Two balls after the steepler past Wessels’s shoulder, Hales was trapped lbw, the ball scurrying along the ground like a spider making a dash from under the pouffe to the TV cabinet. Did it send reverberations through the dressing room and along the chain of meaning (the spell)? It’s hard to say for sure, but the accuracy and movement both ways (the difference) certainly contributed to the dismissal of Michael Lumb, undone by a ball that thudded into front pad with a good stride while trying to cover the away movement seen in the previous half-dozen deliveries. Little he could have done. Shortly afterward, the right-handed Adam Voges was bowled by a ball that seamed away to hit the top of off stump, trying not to thrust his pad at the ball. Again, pretty helpless. Chris Read, so often Notts’ saviour, was then utterly discombobulated and poked at a short, wide ball to edge behind for a golden duck.

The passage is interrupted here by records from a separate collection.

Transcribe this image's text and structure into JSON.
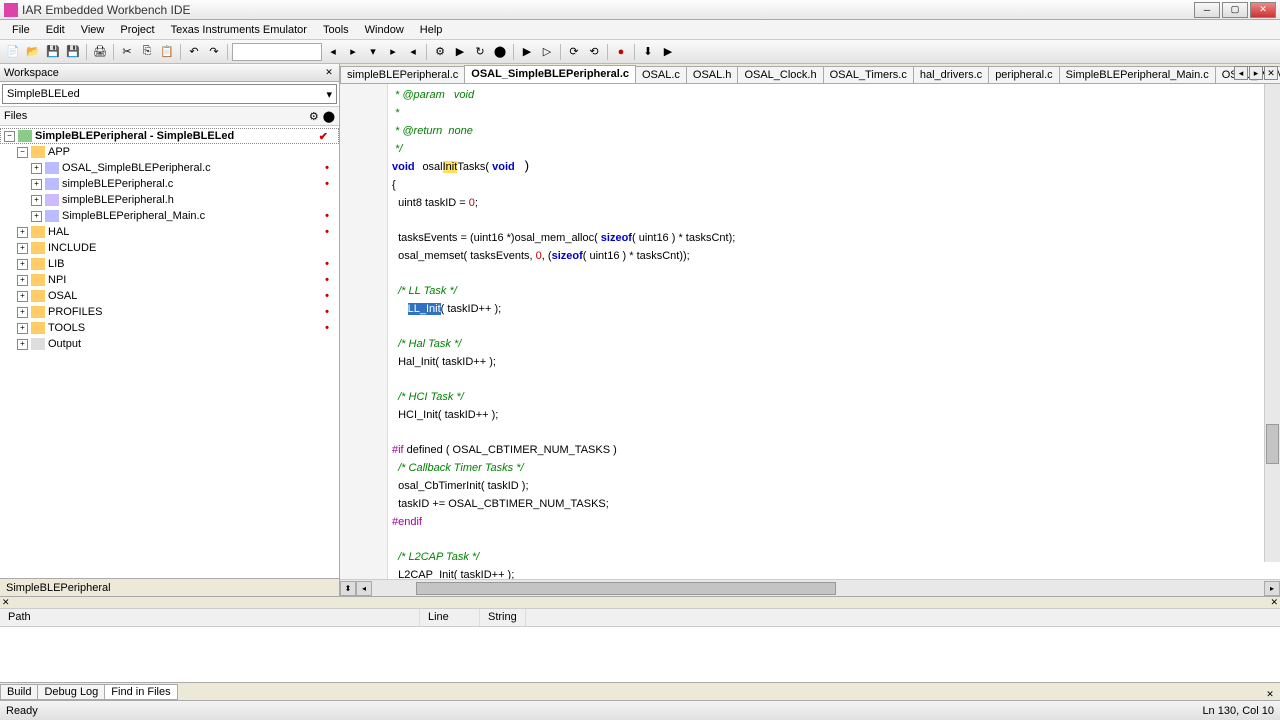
{
  "window": {
    "title": "IAR Embedded Workbench IDE"
  },
  "menu": [
    "File",
    "Edit",
    "View",
    "Project",
    "Texas Instruments Emulator",
    "Tools",
    "Window",
    "Help"
  ],
  "workspace": {
    "header": "Workspace",
    "config": "SimpleBLELed",
    "files_label": "Files",
    "project": "SimpleBLEPeripheral - SimpleBLELed",
    "folders": [
      {
        "name": "APP",
        "expanded": true,
        "children": [
          {
            "name": "OSAL_SimpleBLEPeripheral.c",
            "type": "c",
            "mark": "•"
          },
          {
            "name": "simpleBLEPeripheral.c",
            "type": "c",
            "mark": "•"
          },
          {
            "name": "simpleBLEPeripheral.h",
            "type": "h",
            "mark": ""
          },
          {
            "name": "SimpleBLEPeripheral_Main.c",
            "type": "c",
            "mark": "•"
          }
        ]
      },
      {
        "name": "HAL",
        "expanded": false,
        "mark": "•"
      },
      {
        "name": "INCLUDE",
        "expanded": false,
        "mark": ""
      },
      {
        "name": "LIB",
        "expanded": false,
        "mark": "•"
      },
      {
        "name": "NPI",
        "expanded": false,
        "mark": "•"
      },
      {
        "name": "OSAL",
        "expanded": false,
        "mark": "•"
      },
      {
        "name": "PROFILES",
        "expanded": false,
        "mark": "•"
      },
      {
        "name": "TOOLS",
        "expanded": false,
        "mark": "•"
      },
      {
        "name": "Output",
        "expanded": false,
        "type": "out",
        "mark": ""
      }
    ],
    "bottom_tab": "SimpleBLEPeripheral"
  },
  "editor_tabs": [
    {
      "label": "simpleBLEPeripheral.c",
      "active": false
    },
    {
      "label": "OSAL_SimpleBLEPeripheral.c",
      "active": true
    },
    {
      "label": "OSAL.c",
      "active": false
    },
    {
      "label": "OSAL.h",
      "active": false
    },
    {
      "label": "OSAL_Clock.h",
      "active": false
    },
    {
      "label": "OSAL_Timers.c",
      "active": false
    },
    {
      "label": "hal_drivers.c",
      "active": false
    },
    {
      "label": "peripheral.c",
      "active": false
    },
    {
      "label": "SimpleBLEPeripheral_Main.c",
      "active": false
    },
    {
      "label": "OSAL_PwrMgr.c",
      "active": false
    }
  ],
  "code": {
    "l1": " * @param   void",
    "l2": " *",
    "l3": " * @return  none",
    "l4": " */",
    "osalInit_pre": "osal",
    "osalInit_hl": "Init",
    "osalInit_post": "Tasks( ",
    "void_kw": "void",
    "l6": "{",
    "l7a": "  uint8 taskID = ",
    "l7b": "0",
    "l7c": ";",
    "l9a": "  tasksEvents = (uint16 *)osal_mem_alloc( ",
    "sizeof_kw": "sizeof",
    "l9b": "( uint16 ) * tasksCnt);",
    "l10a": "  osal_memset( tasksEvents, ",
    "l10b": "0",
    "l10c": ", (",
    "l10d": "( uint16 ) * tasksCnt));",
    "c_ll": "  /* LL Task */",
    "ll_sel": "LL_Init",
    "ll_post": "( taskID++ );",
    "c_hal": "  /* Hal Task */",
    "hal": "  Hal_Init( taskID++ );",
    "c_hci": "  /* HCI Task */",
    "hci": "  HCI_Init( taskID++ );",
    "pp_if": "#if",
    "if_body": " defined ( OSAL_CBTIMER_NUM_TASKS )",
    "c_cb": "  /* Callback Timer Tasks */",
    "cb1": "  osal_CbTimerInit( taskID );",
    "cb2": "  taskID += OSAL_CBTIMER_NUM_TASKS;",
    "pp_endif": "#endif",
    "c_l2cap": "  /* L2CAP Task */",
    "l2cap": "  L2CAP_Init( taskID++ );"
  },
  "bottom": {
    "cols": [
      "Path",
      "Line",
      "String"
    ],
    "tabs": [
      "Build",
      "Debug Log",
      "Find in Files"
    ],
    "active_tab": 2
  },
  "status": {
    "left": "Ready",
    "right": "Ln 130, Col 10"
  }
}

Cricket’s sages say that you must play the game ball-by-ball, that you must ‘stay in the bubble’ – but that is only partly true and, more to the point, not always advisable, either. It is bordering on negligence not to conduct a continual assessment of both how the pitch is playing – which, after all is a living organism undergoing decay, a “Monocotyledon surface” – and of the sequence of deliveries, looking for clues as to how the bowler is trying to dismiss you, adapting according to the specific environmental dangers: a risk assessment. Yes, you must fully concentrate on this ball when the bowler is running in, but between balls, in the cracks through which meaning slips, in the game’s ‘lowlights’, one must calculate a whole method. Not playing by instinct, so much as by intuition.
Last Thursday, Graham Onions bowled like a deconstructionist philosopher – not a symptomatic reading of a text, but truly a forensic examination of the Notts batsmen’s technique.